What oil is going into my car when I take it to the dealer, they also say wait till the oil light monitor thing lets you know to change your oil but I don't I like it get down to 35-40% which is around 11,000 km. what is best for this car??


----------



## mcg75 (Mar 5, 2012)

It's been proven by independent aftermarket testing that the Dexos oil in the Cruze does not hold up for the length of the oil life monitor. 

Personally, I would not go beyond 5k miles or 8000 kms using Dexos. 

A quality full synthetic like Mobil 1, Pennzoil Platinum or Amsoil and I would follow the OLM no problem.


----------



## RyanPatty (Sep 28, 2012)

Anyway of getting my oil done by someone other then GM and o void warranty or could I spend a little more and get them to put in synthetic oil??


----------



## mcg75 (Mar 5, 2012)

RyanPatty said:


> Anyway of getting my oil done by someone other then GM and o void warranty or could I spend a little more and get them to put in synthetic oil??
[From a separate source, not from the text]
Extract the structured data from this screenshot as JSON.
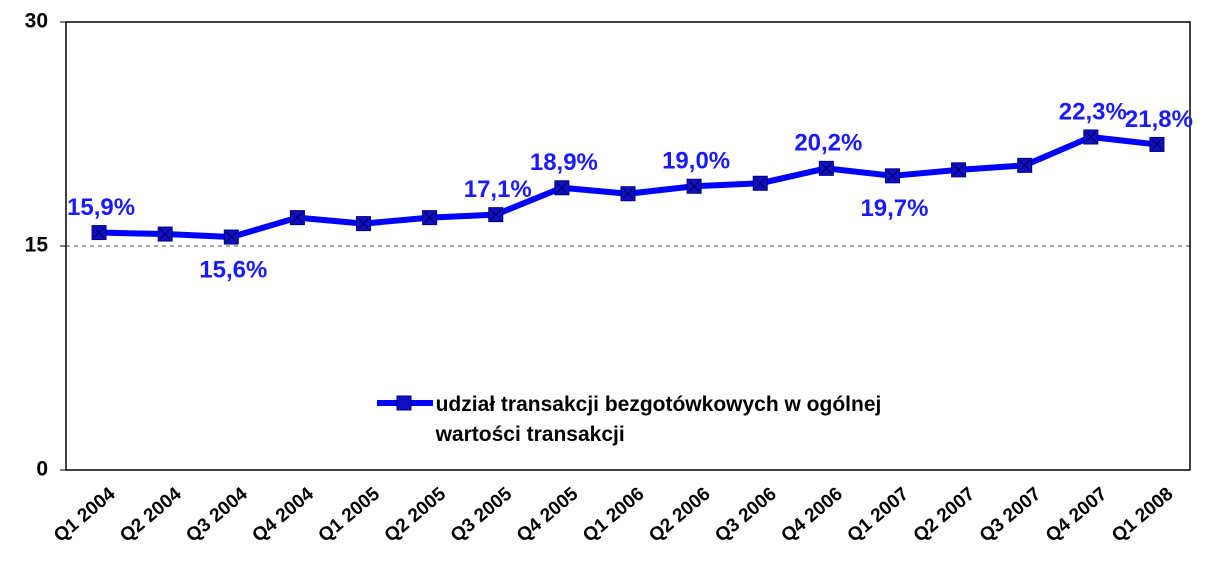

You can have the service done by the shop of your choice as long as you keep the receipt in case you need it for warranty. It would be a good idea to use a Dexos approved synthetic oil as well simply to save the hassle of having it called into question if you ever needed engine warranty.


----------



## obermd (Mar 3, 2012)

GM dealerships use a semi-synthetic AC Delco oil that is Dexos 1 approved. As for oil changes elsewhere, just ensure they use a Dexos 1 oil and keep your receipts.


----------



## rodneyiii (Oct 23, 2012)

mcg75 said:


> It's been proven by independent aftermarket testing that the Dexos oil in the Cruze does not hold up for the length of the oil life monitor.
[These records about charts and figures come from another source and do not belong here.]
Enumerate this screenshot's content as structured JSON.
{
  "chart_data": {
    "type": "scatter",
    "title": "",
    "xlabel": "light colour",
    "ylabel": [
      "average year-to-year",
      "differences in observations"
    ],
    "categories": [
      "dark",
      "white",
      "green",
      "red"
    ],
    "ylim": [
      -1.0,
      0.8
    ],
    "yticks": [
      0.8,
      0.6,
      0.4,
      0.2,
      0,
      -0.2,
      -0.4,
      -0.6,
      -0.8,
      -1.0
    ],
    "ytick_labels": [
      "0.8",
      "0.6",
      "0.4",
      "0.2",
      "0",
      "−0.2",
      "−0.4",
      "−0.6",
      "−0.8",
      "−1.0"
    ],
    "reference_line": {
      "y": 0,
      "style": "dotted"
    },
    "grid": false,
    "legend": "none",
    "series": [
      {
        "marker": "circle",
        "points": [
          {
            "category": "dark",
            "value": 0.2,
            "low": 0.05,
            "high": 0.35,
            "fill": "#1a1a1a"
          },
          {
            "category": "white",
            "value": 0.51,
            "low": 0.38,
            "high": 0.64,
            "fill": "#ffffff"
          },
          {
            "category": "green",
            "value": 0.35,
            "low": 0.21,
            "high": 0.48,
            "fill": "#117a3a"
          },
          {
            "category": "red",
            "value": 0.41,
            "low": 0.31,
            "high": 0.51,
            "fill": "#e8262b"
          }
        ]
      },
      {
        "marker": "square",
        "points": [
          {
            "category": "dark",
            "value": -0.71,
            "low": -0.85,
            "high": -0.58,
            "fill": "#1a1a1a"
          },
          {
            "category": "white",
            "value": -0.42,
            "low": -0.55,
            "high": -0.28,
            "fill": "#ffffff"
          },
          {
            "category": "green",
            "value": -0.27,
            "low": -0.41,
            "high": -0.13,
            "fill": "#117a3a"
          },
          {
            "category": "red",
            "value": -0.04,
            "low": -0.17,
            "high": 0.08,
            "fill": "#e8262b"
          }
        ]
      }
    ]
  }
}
Can you provide links to this testing?


----------



## mcg75 (Mar 5, 2012)

rodneyiii said:


> Can you provide links to this testing?


http://www.cruzetalk.com/forum/34-1-4l-turbo/4759-oil-analysis-results-2.html


----------



## DonnieZcruzE (Nov 24, 2012)

GM dexos Licensed Products FTW! Used in all my stuff for years. Had one tear down to actually get to see if the syntho is really does what it says. Sure enough, cylinder walls were smooth. Intake valley and lifter bores all clean from sludge. SBF V8 w/98k on it. Go with what ya know.


----------



## fastdriver (Jan 7, 2011)

Does every GM dealer use *GM* oil or something comparable?


----------



## GoldenCruze (Dec 18, 2011)

fastdriver said:


> Does every GM dealer use *GM* oil or something comparable?


GM uses the AC Delco Dexos oil in all of the dealerships, along with Mobile 1 for the models that require it. If in doubt, ask the oil change guys.
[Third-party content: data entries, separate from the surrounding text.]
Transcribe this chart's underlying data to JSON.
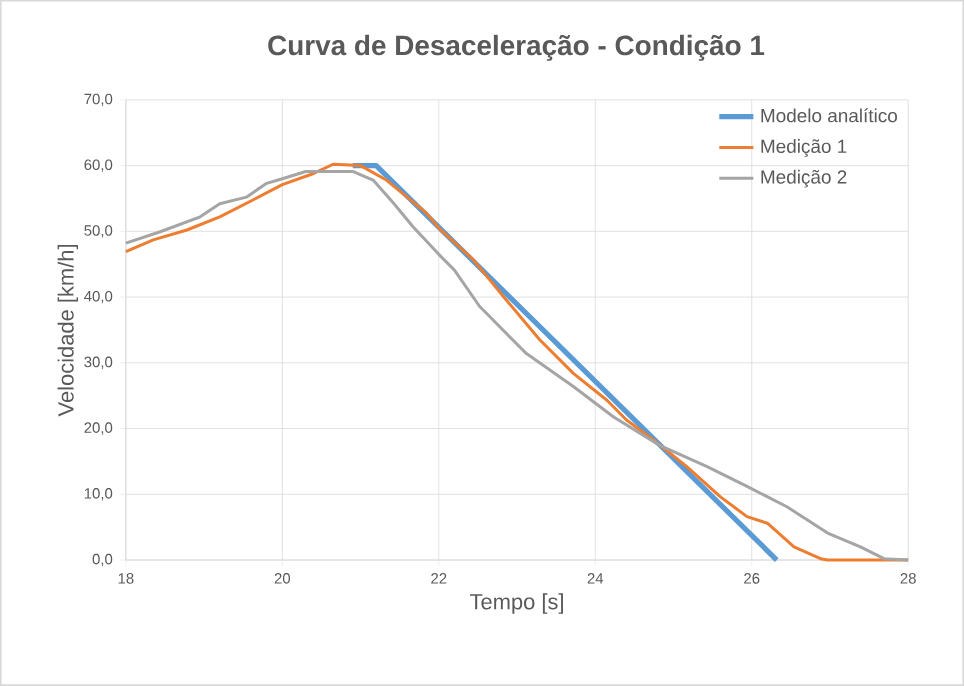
{
  "chart_data": {
    "type": "line",
    "title": "Curva de Desaceleração - Condição 1",
    "xlabel": "Tempo [s]",
    "ylabel": "Velocidade [km/h]",
    "xlim": [
      18,
      28
    ],
    "xticks": [
      18,
      20,
      22,
      24,
      26,
      28
    ],
    "ylim": [
      0,
      70
    ],
    "yticks": [
      {
        "value": 0,
        "label": "0,0"
      },
      {
        "value": 10,
        "label": "10,0"
      },
      {
        "value": 20,
        "label": "20,0"
      },
      {
        "value": 30,
        "label": "30,0"
      },
      {
        "value": 40,
        "label": "40,0"
      },
      {
        "value": 50,
        "label": "50,0"
      },
      {
        "value": 60,
        "label": "60,0"
      },
      {
        "value": 70,
        "label": "70,0"
      }
    ],
    "grid": true,
    "legend": "top right",
    "marker": "none",
    "line_style": "solid",
    "series": [
      {
        "name": "Modelo analítico",
        "color": "#5b9bd5",
        "x": [
          20.9,
          21.2,
          26.32
        ],
        "values": [
          60,
          60,
          0
        ]
      },
      {
        "name": "Medição 1",
        "color": "#ed7d31",
        "x": [
          18.0,
          18.35,
          18.78,
          19.2,
          19.63,
          20.0,
          20.4,
          20.65,
          21.0,
          21.33,
          21.84,
          22.0,
          22.44,
          22.86,
          23.29,
          23.72,
          24.15,
          24.4,
          24.74,
          25.17,
          25.6,
          25.94,
          26.2,
          26.54,
          26.88,
          26.97,
          28.0
        ],
        "values": [
          46.9,
          48.7,
          50.2,
          52.2,
          54.8,
          57.1,
          58.8,
          60.2,
          60.0,
          57.8,
          52.8,
          50.5,
          45.7,
          39.6,
          33.5,
          28.4,
          24.3,
          21.3,
          18.3,
          14.2,
          9.6,
          6.6,
          5.6,
          2.0,
          0.2,
          0,
          0
        ]
      },
      {
        "name": "Medição 2",
        "color": "#a5a5a5",
        "x": [
          18.0,
          18.43,
          18.95,
          19.2,
          19.54,
          19.8,
          20.0,
          20.3,
          20.9,
          21.16,
          21.42,
          21.67,
          22.0,
          22.2,
          22.52,
          23.12,
          23.72,
          24.23,
          24.83,
          25.43,
          25.94,
          26.45,
          26.97,
          27.39,
          27.69,
          28.0
        ],
        "values": [
          48.2,
          49.9,
          52.2,
          54.2,
          55.2,
          57.3,
          58.0,
          59.1,
          59.1,
          57.8,
          54.3,
          50.7,
          46.5,
          44.1,
          38.6,
          31.4,
          26.4,
          21.8,
          17.4,
          14.2,
          11.2,
          8.1,
          4.1,
          2.0,
          0.2,
          0
        ]
      }
    ]
  }
}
Not long after I got my Cruze I did road trip and wanted a spare quart of oil to take along. I went to the quick service building at my dealership to buy a quart. They didn't have bottles of the Dexos stuff, so they grabbed an empty Mobile 1 quart bottle, filled it from the drum with Dexos and gave it to me. No charge!

I like my dealership. A year later I still have that full bottle in the trunk right next to the spare tire. I simply do not need to add oil between changes.


----------



## lilmrsyeti (Mar 3, 2012)

RyanPatty said:


> Anyway of getting my oil done by someone other then GM and o void warranty or could I spend a little more and get them to put in synthetic oil??


Like others have stated, you can go any where of your choosing to get your oil done. Just make sure they are using the right oil. You can save a good bit of change by going to Walmart and getting Mobil full synthetic and change it yourself. Yes, your dealer will use Full Synthetic if you request it..they charge a good bit more for it there though. You'll get more miles in between oil changes if you go Full Synthetic.


----------